Por Gladys Molano Beltrán.
Nací en Bogotá, mi madre se llamaba Laika; cuando ya habíamos cumplido la mayoría de edad, los amos de ella decidieron que no podían mantener tantos cachorros y comenzaron a ofrecernos a sus familiares, vecinos y amigos. Yo quería ir a vivir en una casa donde pudiese acompañar y mejorar el estado de ánimo de una familia, finalmente Gloria, la nuera de nuestra ama, entendió mi mensaje y es así como me llevó a casa de sus abuelos.
Realizaron los preparativos para presentarme en las mejores condiciones: baño, secado, aplicación de perfume para hombre y carné de vacunas. Alistaron una cobija y una pelota para jugar, nos subimos a una buseta de servicio público, tenía un letrero, calle 80. Realizamos el recorrido, cuando llegamos a dicha calle, nos
bajamos; desde este paradero, caminamos tres cuadras, llegamos al frente de una casa que tenía una puerta de madera, golpeamos y nos abrieron, pasamos al segundo piso y fui entregado en manos del abuelito. Yo estaba muy feliz, movía mi colita en señal de agradecimiento, y de repente el abuelito me mandó rodando por el piso, emití un chillido, él dijo:
─Fuera de aquí.
Quedé temblando, no sabía qué hacer; inmediatamente Gloria me alzó consolándome.

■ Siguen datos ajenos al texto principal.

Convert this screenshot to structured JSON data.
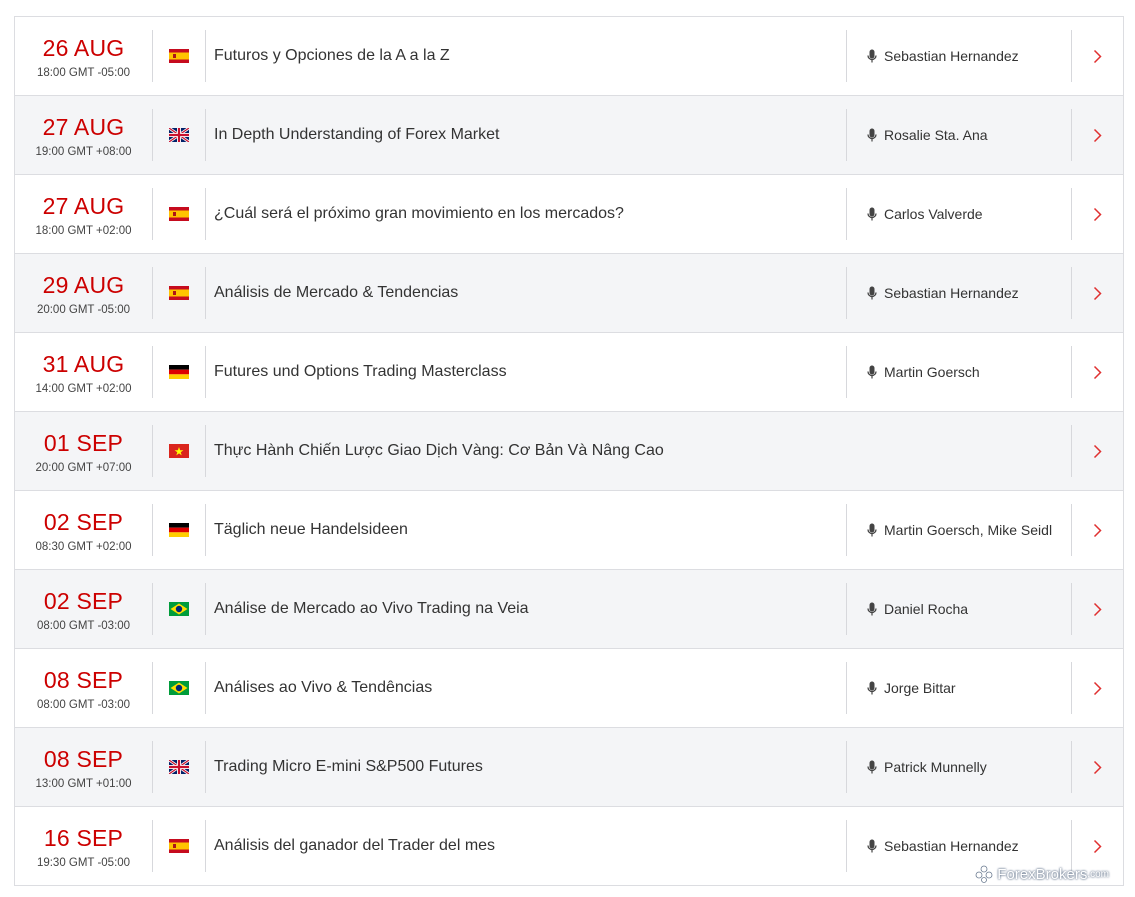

Nos retiramos de ese lugar y me presentó ante los otros integrantes de mi nueva familia. Sentí gran acogida por parte de ellos, eligieron un nombre para mí, “Puchis”, y comencé mi vida en este lugar.
Con el tiempo fui ganando el afecto del abuelito, regularmente quedábamos solos de lunes a viernes, me fui convirtiendo en su compañía, jugábamos con la pelota, él la lanzaba al piso, yo la recogía y se la entregaba en sus manos. Teníamos como rutina asomarnos a la ventana para ver pasar los aviones, me decía:
─Ven, súbete a mis piernas.
Yo acudía a su llamado inmediatamente.
Un día fue de visita una de las nietas y nos sorprendió hablando. Como él abuelito solo hablaba conmigo, entonces refunfuñó y le dijo:
─Ahora cuéntele a todo el mundo que yo hablo con el perro.
Ella respondió:
─Así lo voy a hacer.
Transcurridos algunos años, el abuelito falleció. A pesar de mi tristeza pensé “He cumplido con mi tarea de acompañamiento, la cual le dio una oportunidad para poder jugar, y demostrar sus habilidades físicas pasando ratos divertidos ayudándolo a superar su depresión y dándole la oportunidad para hablar, ya que, por la trombosis, había perdido el lenguaje”.
Continuando con mi misión, el domingo cambiaba de actividad, salía a correr desde la casa hasta el Parque del Salitre, con Luis, el hijo mayor del abuelito; el primer día me dio instrucciones sobre el cuidado que debía tener cuando se terminaba una cuadra y no fuera atropellado por un carro, ingresábamos al parque e inmediatamente nos dirigíamos a un lago donde me pegaba un chapuzón para refrescarme, pues llegaba muy sudado, le dábamos dos vueltas al parque y regresábamos a casa.
Esta rutina la tuvimos hasta entrada mi edad adulta, no contaba con la misma energía y me convertí en su acompañante para realizar los mandados cerca a la casa. Un día como de costumbre salimos, pero en esta oportunidad nos acompañó una de la hijas de Luis a quien no le agrada mucho. Pasando una cuadra, no miré para lado y lado, entonces venía un carro a toda velocidad y me alcanzó a pegar con sus llantas traseras; afortunadamente solo me causo unas raspaduras, la hija me tomó en sus brazos y me llevó a casa y me prestó los
primeros auxilios. Su actuación me permitió entender que aunque no le agradaban los perros era muy humana y siempre quedé muy agradecido.
Prosiguiendo con mi tarea en esta familia, la esposa de Luis se enfermó, como ya no tenía salidas frecuentes me dediqué a realizar el acompañamiento, todos los días después de mis meriendas me ubicaba al lado de su cama mitigando así su soledad y de alguna forma mejorar su estado de ánimo.
Después de algunos meses de realizar esta actividad la señora falleció, se la llevaron y entré en una gran depresión. Me subía a la cama de ella y aullaba hasta el cansancio, luego me iba a llorar al patio donde tenía mi cama.
Nos quedamos Luis y yo solos, ya no podía subir y bajar escaleras sin tropezarme, además de mis fuerzas disminuidas, perdí los sentidos de la vista, el tacto, el olfato y el oído.
Al final de mis años recibí, de parte de Luis y sus hijos, afecto, caricias, mimos y atención especial, como reconocimiento a mi misión cumplida.